Ilustrasi pemulangan Tenaga Kerja Indonesia (TKI) yang bermasalah di Arab Saudi. (Lucky R)
Direktur Perlindungan WNI dan Badan Hukum Kementerian Luar Negeri Lalu Muhammad Iqbal mengatakan kesepakatan itu diteken Kementerian Ketenagakerjaan RI-Saudi beberapa waktu lalu.
"Betul memang ada penandatanganan pilot project pengiriman 30 ribu TKI dalam enam bulan ke Saudi. Namun, karena perjanjian ini diteken Kemenaker maka akan lebih baik dijelaskan oleh pihak Kemenaker terkait kerja sama ini," ucap Iqbal dalam jumpa pers di kantornya, Selasa (30/10).
Proyek bersama ini diteken ketika perlindungan warga negara Indonesia, terutama TKI, di Saudi masih bermasalah. Moratorium pengiriman TKI ke Timur Tengah pada 2015 juga diputuskan pemerintah, seiring dengan banyaknya TKI yang dieksploitasi serta menghadapi kekerasan saat bekerja di Saudi dan sejumlah negara lainnya di kawasan itu.
Selain itu, Saudi juga beberapa kali tidak mengindahkan permintaan Indonesia terkait notifikasi ketika ada WNI yang menghadapi masalah hukum di negara tersebut, terutama pemberitahuan sebelum melakukan eksekusi mati terhadap WNI.
Proyek pengiriman TKI ini kembali mencuat ketika salah satu pekerja migran Indonesia asal Majalengka, Tuti Tursilawati, dieksekusi mati Saudi pada Senin (29/10). Eksekusi tersebut lagi-lagi dilakukan Saudi tanpa memberi notifikasi terlebih dahulu kepada perwakilan RI di Jeddah maupun Riyadh.
Sementara itu, dalam kesempatan yang sama, Sekretaris Utama BNP2TKI, Tatang Budie Utama Razak menegaskan proyek yang disebutnya sebagai technical arrangement ini dilakukan sebagai salah satu solusi menghindari pengiriman TKI secara ilegal ke Saudi.
Sebab, menurut Tatang, moratorium pengiriman TKI ke Timur Tengah malah memicu pengiriman pekerja migran Indonesia secara ilegal ke kawasan itu.
"Karena demand yang begitu tinggi, kami rasa pemerintah tidak bisa tinggal diam dan harus mencari solusi. Dan kami akui bahwa selama ini masih ada kebocoran (pengiriman TKI ielgal) meski jumlahnya tidak terlalu banyak ketika kita kirim dalam jumlah besar," ucap Tatang.

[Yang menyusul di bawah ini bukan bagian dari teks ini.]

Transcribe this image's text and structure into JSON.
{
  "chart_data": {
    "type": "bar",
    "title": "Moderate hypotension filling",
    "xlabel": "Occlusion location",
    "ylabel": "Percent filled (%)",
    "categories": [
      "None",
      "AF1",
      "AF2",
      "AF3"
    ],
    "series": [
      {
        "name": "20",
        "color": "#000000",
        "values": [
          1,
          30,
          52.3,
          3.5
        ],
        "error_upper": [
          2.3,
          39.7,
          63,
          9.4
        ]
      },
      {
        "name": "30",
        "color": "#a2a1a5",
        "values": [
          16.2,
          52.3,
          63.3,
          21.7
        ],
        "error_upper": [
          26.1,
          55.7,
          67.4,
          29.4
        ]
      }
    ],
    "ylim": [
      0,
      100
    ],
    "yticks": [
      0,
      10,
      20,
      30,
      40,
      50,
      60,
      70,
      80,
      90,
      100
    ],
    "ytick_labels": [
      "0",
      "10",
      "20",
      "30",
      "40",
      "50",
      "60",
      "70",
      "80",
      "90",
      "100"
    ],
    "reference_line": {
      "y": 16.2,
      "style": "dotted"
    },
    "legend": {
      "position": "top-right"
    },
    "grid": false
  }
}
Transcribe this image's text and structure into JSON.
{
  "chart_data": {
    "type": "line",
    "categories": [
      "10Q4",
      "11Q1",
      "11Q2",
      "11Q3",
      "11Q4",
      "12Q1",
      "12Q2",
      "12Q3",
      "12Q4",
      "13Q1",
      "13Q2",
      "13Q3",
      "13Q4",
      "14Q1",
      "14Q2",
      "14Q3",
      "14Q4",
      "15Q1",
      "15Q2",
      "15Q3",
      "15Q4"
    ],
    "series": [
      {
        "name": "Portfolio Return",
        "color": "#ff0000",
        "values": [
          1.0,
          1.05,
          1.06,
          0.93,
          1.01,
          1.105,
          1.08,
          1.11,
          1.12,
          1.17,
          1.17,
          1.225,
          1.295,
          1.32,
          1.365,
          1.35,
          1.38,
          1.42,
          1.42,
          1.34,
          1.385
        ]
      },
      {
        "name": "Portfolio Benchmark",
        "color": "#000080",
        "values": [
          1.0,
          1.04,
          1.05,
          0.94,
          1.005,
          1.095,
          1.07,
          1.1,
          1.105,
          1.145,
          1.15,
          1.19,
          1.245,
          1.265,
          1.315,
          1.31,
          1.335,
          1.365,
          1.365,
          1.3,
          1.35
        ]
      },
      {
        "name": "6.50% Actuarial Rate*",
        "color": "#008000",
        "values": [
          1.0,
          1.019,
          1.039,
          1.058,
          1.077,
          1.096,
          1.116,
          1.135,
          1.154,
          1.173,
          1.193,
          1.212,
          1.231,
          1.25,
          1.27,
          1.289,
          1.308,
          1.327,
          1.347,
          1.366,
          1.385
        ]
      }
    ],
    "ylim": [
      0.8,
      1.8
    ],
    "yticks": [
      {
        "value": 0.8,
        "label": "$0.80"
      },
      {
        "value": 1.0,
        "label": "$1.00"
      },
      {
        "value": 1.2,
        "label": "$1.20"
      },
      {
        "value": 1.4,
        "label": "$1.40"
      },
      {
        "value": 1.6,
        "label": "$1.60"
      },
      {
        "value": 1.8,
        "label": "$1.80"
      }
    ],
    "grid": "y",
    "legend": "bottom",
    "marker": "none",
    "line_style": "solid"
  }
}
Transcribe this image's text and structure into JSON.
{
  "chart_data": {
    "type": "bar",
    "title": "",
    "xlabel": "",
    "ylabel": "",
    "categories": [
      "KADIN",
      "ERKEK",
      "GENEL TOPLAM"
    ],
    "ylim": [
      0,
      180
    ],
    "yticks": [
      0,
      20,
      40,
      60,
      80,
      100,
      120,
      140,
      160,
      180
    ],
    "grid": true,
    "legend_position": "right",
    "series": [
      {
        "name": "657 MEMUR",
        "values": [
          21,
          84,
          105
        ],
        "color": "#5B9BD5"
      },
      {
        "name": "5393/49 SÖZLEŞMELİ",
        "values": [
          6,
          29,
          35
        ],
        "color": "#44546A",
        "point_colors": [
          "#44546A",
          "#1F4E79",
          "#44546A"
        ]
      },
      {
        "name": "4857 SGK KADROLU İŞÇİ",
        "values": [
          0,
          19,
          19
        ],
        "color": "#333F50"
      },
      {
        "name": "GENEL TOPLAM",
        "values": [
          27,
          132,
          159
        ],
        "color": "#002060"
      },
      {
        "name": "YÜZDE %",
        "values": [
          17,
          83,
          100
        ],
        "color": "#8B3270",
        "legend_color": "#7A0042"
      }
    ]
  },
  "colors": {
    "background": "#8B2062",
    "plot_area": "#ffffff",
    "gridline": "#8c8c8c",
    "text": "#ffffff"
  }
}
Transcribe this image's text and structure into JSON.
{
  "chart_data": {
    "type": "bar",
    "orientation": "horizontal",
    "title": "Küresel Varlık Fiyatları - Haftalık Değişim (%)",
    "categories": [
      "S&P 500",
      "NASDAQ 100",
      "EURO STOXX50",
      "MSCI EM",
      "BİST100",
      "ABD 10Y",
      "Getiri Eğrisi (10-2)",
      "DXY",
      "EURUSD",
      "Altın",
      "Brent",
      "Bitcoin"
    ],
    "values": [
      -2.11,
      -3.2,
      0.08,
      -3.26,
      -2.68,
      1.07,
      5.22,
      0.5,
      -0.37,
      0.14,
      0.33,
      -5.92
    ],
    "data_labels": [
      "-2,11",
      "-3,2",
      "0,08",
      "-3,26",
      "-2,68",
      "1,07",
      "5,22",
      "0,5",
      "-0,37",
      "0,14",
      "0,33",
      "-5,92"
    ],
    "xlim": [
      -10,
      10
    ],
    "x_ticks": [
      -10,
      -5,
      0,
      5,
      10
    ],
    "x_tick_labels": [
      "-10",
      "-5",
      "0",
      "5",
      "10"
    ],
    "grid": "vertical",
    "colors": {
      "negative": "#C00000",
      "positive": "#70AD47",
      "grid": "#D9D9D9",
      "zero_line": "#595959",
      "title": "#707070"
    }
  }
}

Tatang mengatakan dalam mekanisme kerja sama ini, pemerintah tidak lagi mengirim TKI tanpa jabatan pekerjaan jelas. Dia menuturkan dalam proyek ini para TKI akan dikirim dan dipekerjakan berdasarkan jabatan yang mereka pilih.
"Misalkan tukang masak, ya sudah mereka nanti dikirim untuk bekerja sebagai tukang masak. Baby sitter, berarti mereka nanti akan bekerja untuk merawat anak. Jadi kami tidak akan lagi kirim house maid atau pekerja rumah tangga seperti dulu."
Lebih lanjut, Tatang mengatakan kerja sama ini sudah dijajaki dan dinegosiasikan sejak 2011 lalu. Dia juga mematikan Kemenaker RI meneken kerja sama dengan jaminan Saudi mamu memperbaiki sistem perlidungannya bagi para TKI.
"Saudi juga sudah keluarkan UU Ketenagakerjaan dan pekerja domestik. Dalam negeri, kita (Indonesia) juga terus memperbaiki diri," katanya.
Meski Saudi disebut telah memperbaiki UU ketenagakerjaanya, lembaga non pemerintah Migrant Care menganggap pemerintah Indonesia seharusnya mempertimbangkan secara lebih matang lagi untuk mengirimkan TKI baru ke negara kaya minyak tersebut.
Pendiri Migrant Care, Anis Hidayah, menganggap pemerintah jangan coba-coba mengirimkan TKI ke Saudi ketika negara itu belum bisa secara pasti menjamin perlindungan pekerja migran Indonesia di sana.
"Tujuan pemerintah RI menjalin kerja sama dengan negara lain kan untuk mengurangi kerentanan. Ketika (mengurangi kerentanan) itu belum bisa dicapai, lebih baik tunda segala kerja sama ini sembari menyelesaikan pekerjaan rumah untuk memaksimalkan pelaksanaan UU No.18 Tahun 2017 tentang Perlindungan Pekerja Migran Indonesia," kata Anis.